Suppression et expulsion

  • Un premier orage fut la suppression de l’abbaye sous le régime autrichien, en 1783. Les ordres contemplatifs étant alors considérés comme inutiles à la société, les moniales partent en exil en Westphalie, à Essen, où elles fondent un couvent. Elles rentrent cependant à Marche-les-Dames après la période autrichienne, mais la tentative de restauration du monastère est vaine[1].
  • En 1796, en application du décret du 1er septembre, elles sont expulsées par les révolutionnaires et leurs biens sont confisqués[note 1]. L’abbaye est vendue comme bien national.
  • Des amis rachètent l’abbaye pour permettre aux religieuses d’y revenir. Les quelques survivantes s’éteignent l’une après l’autre. La dernière, sœur Scholastique Baudhuin, meurt en 1856, à l’âge de 87 ans.
  • En 2018, les frères Bouvier rachètent l’abbaye de Marche-les-Dames et initient de grandes restaurations des bâtiments avoisinants.

Différents occupants successifs

Les bâtiments passent au diocèse de Namur qui en gère les occupations successives :

  • Après le décès de la dernière moniale cistercienne les sœurs de Saint Vincent de Paul occupent, pendant quelques années, les locaux de l’ancienne abbaye.
  • En 1875, les ursulines de Cologne leur succèdent. Elles arrivent d’Allemagne chassées par le Kulturkampf, et ouvrent à Marche-les-Dames un pensionnat pour jeunes filles. Les religieuses allemandes rentrent dans leur pays au début de la Première Guerre mondiale (1914).
  • Des carmélites françaises (non-cloîtrées) les remplacent, en 1919[1], en y ouvrant une institution pour jeunes filles orphelines de guerre. Une formation professionnelle est donnée à partir de 1924. Les activités d’enseignement cessent en 1965, et l’ancienne abbaye devient une maison de repos et d’accueil pour dames convalescentes. En 1969, l’abbaye et son site sont classés.
  • De 1972 à 1980, l'IATA de Namur (Institut d’enseignement des arts, techniques et de l’artisanat) y a son internat.
  • En 1981, des moniales de la Famille monastique de Bethléem, de l'Assomption de la Vierge et de saint Bruno s'y installent. Elles quittent les lieux pour se rendre à Opgrimbie en 2000.
  • En 2000, l’abbaye devient une des Maisons Notre-Dame faisant partie un mouvement d’apostolat laïc fondé au Canada, mais de caractère international. L’endroit devient un centre d’écoute et une maison d’accueil. Cela ne dure pas, cependant. En 2008, le diocèse de Namur était de nouveau à la recherche de locataires qui pourraient donner une nouvelle vie à cette ancienne et belle abbaye.
  • En , la Fraternité des Saints Apôtres y pose ses valises. Inspirée par le père Michel-Marie Zanotti-Sorkine, curé à Marseille, et fondée par Mgr André-Joseph Léonard, archevêque de Malines-Bruxelles, elle regroupe des prêtres et futurs prêtres en formation.

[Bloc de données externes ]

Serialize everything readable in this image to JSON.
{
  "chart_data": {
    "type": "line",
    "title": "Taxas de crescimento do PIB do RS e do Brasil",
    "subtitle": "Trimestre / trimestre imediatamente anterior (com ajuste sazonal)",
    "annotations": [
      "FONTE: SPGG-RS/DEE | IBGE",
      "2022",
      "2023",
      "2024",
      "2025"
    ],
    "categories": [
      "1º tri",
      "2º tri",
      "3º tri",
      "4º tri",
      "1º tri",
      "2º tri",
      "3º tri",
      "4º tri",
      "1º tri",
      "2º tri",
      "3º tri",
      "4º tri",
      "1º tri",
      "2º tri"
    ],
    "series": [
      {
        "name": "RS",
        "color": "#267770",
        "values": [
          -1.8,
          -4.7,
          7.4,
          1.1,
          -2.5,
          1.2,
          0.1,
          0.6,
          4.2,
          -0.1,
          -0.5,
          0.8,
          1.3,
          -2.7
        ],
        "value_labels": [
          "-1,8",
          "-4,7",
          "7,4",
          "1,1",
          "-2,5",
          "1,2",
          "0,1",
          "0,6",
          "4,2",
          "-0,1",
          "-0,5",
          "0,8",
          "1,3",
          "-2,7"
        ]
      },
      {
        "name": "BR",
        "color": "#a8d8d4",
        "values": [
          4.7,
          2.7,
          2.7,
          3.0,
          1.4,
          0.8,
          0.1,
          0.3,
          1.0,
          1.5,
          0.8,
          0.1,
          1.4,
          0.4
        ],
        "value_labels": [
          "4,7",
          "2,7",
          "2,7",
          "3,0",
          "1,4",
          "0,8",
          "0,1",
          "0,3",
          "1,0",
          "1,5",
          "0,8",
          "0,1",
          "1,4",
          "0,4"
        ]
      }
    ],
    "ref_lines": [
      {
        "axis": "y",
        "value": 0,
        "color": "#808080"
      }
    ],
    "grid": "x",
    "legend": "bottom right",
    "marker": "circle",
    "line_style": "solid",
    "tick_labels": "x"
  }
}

Le , Monseigneur de Kesel, successeur de Monseigneur Léonard en tant qu'archevêque de Malines-Bruxelles, prend la décision de dissoudre la Fraternité des Saints Apôtres, considérant que « l’initiative pose problème lorsque l’on constate que la plupart des séminaristes de la Fraternité des Saints Apôtres viennent de France où de nombreuses régions connaissent un manque cruel de prêtres. Il se pourrait que le nombre de séminaristes belges, tant néerlandophones que francophones, augmente au fil du temps. Mais, dans ce cas de figure, ils pourraient provenir également d’autres diocèses belges alors qu’ils relèveraient tous de l’Archidiocèse. Cette perspective n’est dès lors pas à promouvoir dans les circonstances actuelles car elle manifeste un grave manquement à la solidarité entre évêques, tant avec ceux de notre pays qu’avec nos voisins français. »[2]

Patrimoine architectural et culturel

  • Le chœur de l'abbatiale date du XIIe siècle, église agrandie au XIVe siècle. On y trouve une antique vierge romane du XIIIe siècle et une « vierge à l'enfant » du XVIIe siècle, ainsi qu'une série intéressante de pierres tombales d'abbesses[1],[3].
  • Au moment de l'installation des Ursulines de Cologne, les bâtiments du XVIIIe siècle subirent d'importantes restaurations : c'est un bel ensemble de constructions mosanes de proportions modestes mais très harmonieux[1].
  • Un miroir d'eau égaye le jardin monastique, entretenu, au milieu du XXe siècle, par des Carmélites « mitigées »[3].
  • Une ferme située à proximité, appelée encore « des Dames », appartenait à l'abbaye. Cette ferme est d'architecture assez curieuse, avec tourelle en poivrière et chapelle[3].
  • Un jésueau[note 2] en argent partiellement doré, repoussé, ciselé et gravé, mesurant 12,5 × 11,5 × 8 cm et provenant de l'abbaye est conservé à Namur au musée des Arts anciens du Namurois[4].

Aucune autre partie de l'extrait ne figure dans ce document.